Adora comprar coisas no estrangeiro. Em suma, não estará
de volta antes de cinco ou seis horas.
Brigitte olhou intensamente para o hindu.
— É bastante tempo, Nadir.
— Depende — murmurou ele.
— Sim, depende... Que tal se almoçarmos primeiro?

CAPÍTULO OITAVO
A MVD não se limita a espionar americanos e chineses
Mas, afinal, que vem a ser o Zavo?
Uma gruta cavada nos rochedos

Uma hora mais tarde, Brigitte se estendia sobre os


almofadões, suspirando profundamente. Nadir Sadanjayan
estendeu-se a seu lado, olhou o rubi, olhou os olhos azuis e
sorriu, tenso.
— Creio que o rubi não pode brilhar direito, Brigitte.
Você deveria fechar os olhos.
— Não seria melhor tirar o rubi? — sorriu ela. —
Prefiro ter os olhos sempre bem abertos, Nadir, para ver os
seus. E lhe direi uma coisa: você não necessitava
presentear-me com ele, pois eu não me vendo, nem por mil
rubis como este.
— Não tive a intenção...
— O que quero dizer — atalhou ela — é que quando
vim aqui já sabia o que você desejava... e o que eu desejava.
E parece que ambos temos o mesmo desejo.
Nadir Sadanjayan pestanejou. A idéia de que aquela
mulher incomparável tivesse vindo disposta a entregar-se a
ele, a corresponder à sua paixão com ou sem o presente do
rubi, fez arder seu sangue. Ter uma mulher que “pagava” o
preço de um rubi era muito diferente de ter a mesma mulher
pela própria vontade desta. Eis o que fazia o hindu arder do
modo mais intenso. Teria certamente ardido menos se
soubesse que aquela mulher, a ponto de se entregar a ele,
jamais lhe cederia outra coisa que seu corpo. Um corpo não
é muito, mas pode servir para enfraquecer a mente de um
homem, para torná-lo disposto a responder qualquer
pergunta, embora a respeito de palavras estranhas como
“Zavo”, ou de homens desconhecidos como Andrej
Voronich, ou da participação clandestina desse homem num
lançamento espacial...
— Você é mais bela que tudo no mundo, Brigitte.
— Não tanto como gostaria de ser para você Nadir. Mas
diga-me se o que vou lhe oferecer é de seu agrado...

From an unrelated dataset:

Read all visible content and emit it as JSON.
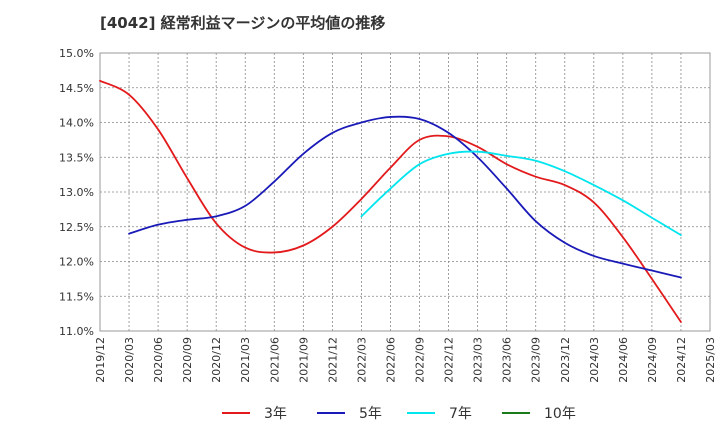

Num instante, a espiã se despiu, ante o olhar candente do
hindu. Foi ela mesma quem colocou as mãos bronzeadas
sobre seus seios, enquanto oferecia os lábios aos de Nadir
Sadanjayan.
Naquele exato momento soou a batida na porta e o
marajá estremeceu violentamente. Brigitte afastou-se dele e
olhou-o com um ar de censura risonha.
— Esqueceu-se de dar ordem para que não fossemos
incomodados? — perguntou.
— Claro que não — disse ele, secamente. — E esteja
certa de que alguém vai pagar caro por isto.

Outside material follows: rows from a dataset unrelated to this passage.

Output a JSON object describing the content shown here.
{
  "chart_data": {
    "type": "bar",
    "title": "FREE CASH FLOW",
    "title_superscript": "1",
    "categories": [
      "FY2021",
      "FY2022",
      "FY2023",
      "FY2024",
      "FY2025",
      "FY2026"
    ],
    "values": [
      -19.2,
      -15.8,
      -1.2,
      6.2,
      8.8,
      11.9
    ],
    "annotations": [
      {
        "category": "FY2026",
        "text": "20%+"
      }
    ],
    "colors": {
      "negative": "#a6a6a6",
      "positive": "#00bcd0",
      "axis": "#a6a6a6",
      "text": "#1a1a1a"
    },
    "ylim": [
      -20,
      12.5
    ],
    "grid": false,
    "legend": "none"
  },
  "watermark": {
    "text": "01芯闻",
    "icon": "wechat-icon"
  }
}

Pôs-se de pé, observando Brigitte, enquanto ela se vestia
rapidamente.
Por um momento, pensou que ele fosse empunhar uma
daquelas armas brancas que reluziam nas panóplias e com
ela cortar a cabeça do audacioso intruso. Mas, finalmente, o
marajá dirigiu-se para a porta e abriu-a com um movimento
brusco e uma expressão de fria cólera no rosto adusto.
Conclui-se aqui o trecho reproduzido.